Purpose: Increased sympathetic nervous system activation via the beta-adrenergic pathway influences the evolution of idiopathic dilated cardiomyopathy. We assessed the effects of beta-adrenergic receptor variants on heart failure in idiopathic dilated cardiomyopathy.
Methods: We prospectively analyzed 171 consecutive patients (mean [+/- SD] age, 49 +/- 14 years; 129 men) with idiopathic dilated cardiomyopathy who were receiving conventional treatment. All were characterized by polymerase chain reaction-restriction fragment length polymorphism analysis for Ser49Gly and Arg389Gly in the beta1-adrenergic receptor; the 5' leader cistron (LC) Arg19Cys, Arg16Gly, Gln27Glu, and Thr164Ile in the beta2-adrenergic receptor; and Arg64Trp in the beta3-adrenergic receptor. The endpoint was heart failure, defined as a worsening of clinical condition leading to hospitalization for heart failure, cardiac transplantation, or death from heart failure.

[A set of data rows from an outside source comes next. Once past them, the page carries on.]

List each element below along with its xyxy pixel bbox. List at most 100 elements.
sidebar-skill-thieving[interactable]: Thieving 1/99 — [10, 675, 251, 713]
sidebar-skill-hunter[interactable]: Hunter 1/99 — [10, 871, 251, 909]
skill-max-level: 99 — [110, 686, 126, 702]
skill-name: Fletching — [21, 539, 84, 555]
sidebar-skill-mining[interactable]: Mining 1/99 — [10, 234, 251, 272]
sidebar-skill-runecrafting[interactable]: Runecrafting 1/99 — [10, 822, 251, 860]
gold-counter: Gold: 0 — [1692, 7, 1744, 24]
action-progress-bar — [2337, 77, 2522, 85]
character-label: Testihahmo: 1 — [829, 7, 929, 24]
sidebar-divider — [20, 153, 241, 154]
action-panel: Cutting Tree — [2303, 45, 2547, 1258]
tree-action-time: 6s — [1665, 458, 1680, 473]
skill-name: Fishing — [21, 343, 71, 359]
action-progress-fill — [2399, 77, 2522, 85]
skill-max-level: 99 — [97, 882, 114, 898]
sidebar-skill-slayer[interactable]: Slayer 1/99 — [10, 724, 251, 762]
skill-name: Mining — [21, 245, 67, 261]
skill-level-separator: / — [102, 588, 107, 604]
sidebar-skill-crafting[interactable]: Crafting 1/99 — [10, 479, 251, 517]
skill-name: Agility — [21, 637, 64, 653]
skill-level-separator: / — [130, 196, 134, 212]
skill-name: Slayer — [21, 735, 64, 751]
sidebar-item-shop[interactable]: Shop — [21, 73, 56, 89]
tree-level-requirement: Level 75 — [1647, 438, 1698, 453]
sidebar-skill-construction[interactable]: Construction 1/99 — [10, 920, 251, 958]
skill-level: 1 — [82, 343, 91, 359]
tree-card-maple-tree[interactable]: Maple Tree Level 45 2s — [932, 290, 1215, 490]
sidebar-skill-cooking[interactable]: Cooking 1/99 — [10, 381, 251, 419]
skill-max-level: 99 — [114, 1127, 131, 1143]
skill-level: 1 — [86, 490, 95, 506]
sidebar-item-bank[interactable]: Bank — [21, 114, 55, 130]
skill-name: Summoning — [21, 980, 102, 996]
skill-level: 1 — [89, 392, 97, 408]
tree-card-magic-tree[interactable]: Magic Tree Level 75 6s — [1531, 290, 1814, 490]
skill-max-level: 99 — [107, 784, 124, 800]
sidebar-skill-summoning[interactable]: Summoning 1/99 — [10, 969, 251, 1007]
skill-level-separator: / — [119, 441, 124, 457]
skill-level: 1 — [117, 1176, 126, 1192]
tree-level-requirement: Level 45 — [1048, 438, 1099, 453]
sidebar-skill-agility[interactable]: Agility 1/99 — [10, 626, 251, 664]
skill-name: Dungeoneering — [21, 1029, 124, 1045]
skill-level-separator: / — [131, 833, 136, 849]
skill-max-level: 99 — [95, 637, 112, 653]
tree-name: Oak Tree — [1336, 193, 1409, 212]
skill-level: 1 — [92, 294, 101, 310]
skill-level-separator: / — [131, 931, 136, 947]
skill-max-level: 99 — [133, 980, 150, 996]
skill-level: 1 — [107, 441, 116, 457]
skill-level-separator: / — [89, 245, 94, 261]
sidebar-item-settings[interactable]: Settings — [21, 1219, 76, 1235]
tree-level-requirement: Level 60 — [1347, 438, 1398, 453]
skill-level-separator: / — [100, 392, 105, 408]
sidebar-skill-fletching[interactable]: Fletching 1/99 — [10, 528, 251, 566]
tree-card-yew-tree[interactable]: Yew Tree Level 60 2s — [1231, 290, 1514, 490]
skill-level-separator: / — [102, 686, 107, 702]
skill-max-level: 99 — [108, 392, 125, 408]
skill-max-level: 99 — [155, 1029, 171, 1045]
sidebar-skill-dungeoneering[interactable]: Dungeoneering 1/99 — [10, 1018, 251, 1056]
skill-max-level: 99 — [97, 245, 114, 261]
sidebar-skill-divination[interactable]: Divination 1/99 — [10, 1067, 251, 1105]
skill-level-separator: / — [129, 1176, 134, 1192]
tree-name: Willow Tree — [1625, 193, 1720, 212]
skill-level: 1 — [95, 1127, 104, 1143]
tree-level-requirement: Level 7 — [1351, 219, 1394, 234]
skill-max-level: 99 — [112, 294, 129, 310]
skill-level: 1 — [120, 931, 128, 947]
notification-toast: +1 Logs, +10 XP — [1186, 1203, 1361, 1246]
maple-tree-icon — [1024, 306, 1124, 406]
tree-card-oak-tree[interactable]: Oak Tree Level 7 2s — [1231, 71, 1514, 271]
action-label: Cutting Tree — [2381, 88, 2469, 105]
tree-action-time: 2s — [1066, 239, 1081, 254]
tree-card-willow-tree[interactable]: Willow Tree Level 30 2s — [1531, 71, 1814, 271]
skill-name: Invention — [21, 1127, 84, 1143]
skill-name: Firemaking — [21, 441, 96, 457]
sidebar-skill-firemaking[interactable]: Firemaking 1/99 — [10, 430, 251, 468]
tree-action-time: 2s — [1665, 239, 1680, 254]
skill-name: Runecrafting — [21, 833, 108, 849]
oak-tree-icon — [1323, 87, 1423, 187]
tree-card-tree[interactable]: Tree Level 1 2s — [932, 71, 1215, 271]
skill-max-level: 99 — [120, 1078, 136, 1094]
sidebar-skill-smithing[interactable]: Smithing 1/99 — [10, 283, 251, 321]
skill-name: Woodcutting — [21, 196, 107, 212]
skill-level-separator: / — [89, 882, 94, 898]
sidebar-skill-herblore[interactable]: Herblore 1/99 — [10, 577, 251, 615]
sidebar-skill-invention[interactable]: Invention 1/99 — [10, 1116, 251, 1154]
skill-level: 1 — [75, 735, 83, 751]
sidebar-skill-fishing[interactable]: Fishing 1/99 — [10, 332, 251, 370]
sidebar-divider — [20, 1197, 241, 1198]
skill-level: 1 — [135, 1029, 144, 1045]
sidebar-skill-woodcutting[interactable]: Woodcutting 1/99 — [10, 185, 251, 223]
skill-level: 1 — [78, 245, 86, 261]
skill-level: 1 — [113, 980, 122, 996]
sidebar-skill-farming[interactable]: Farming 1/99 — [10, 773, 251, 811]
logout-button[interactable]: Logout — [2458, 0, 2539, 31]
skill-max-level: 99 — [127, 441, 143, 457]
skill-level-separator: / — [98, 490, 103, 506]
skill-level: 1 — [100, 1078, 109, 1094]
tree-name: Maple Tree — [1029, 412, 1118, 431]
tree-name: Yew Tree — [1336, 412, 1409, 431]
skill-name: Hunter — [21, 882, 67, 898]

Results: During a median follow-up of 33 months, 24 patients had heart failure. In a Cox univariate analysis, the beta1Gly49 and beta2 5'LC-Cys19, Arg16, and Gln27 alleles were associated with a lower risk of heart failure. In a multivariate analysis that considered age, functional class, left ventricular ejection fraction, and beta-blocker use, three beta2-adrenergic receptor alleles were associated with lower risk: 5'LC-Cys19 (hazard ratio [HR]: 0.15; 95% confidence interval [CI]: 0.05 to 0.42), Arg16 (HR: 0.12; 95% CI: 0.04 to 0.35), and Gln27 (HR: 0.15; 95% CI: 0.05 to 0.42).
Conclusion: The Gly49 allele in the beta1-adrenergic receptor and the 5' LC-Cys19, Arg16, and Gln27 alleles in the beta2-adrenergic receptor were associated with a lower risk of heart failure in idiopathic dilated cardiomyopathy, suggesting that the beta1- and beta2-adrenergic receptor genes are modifier genes.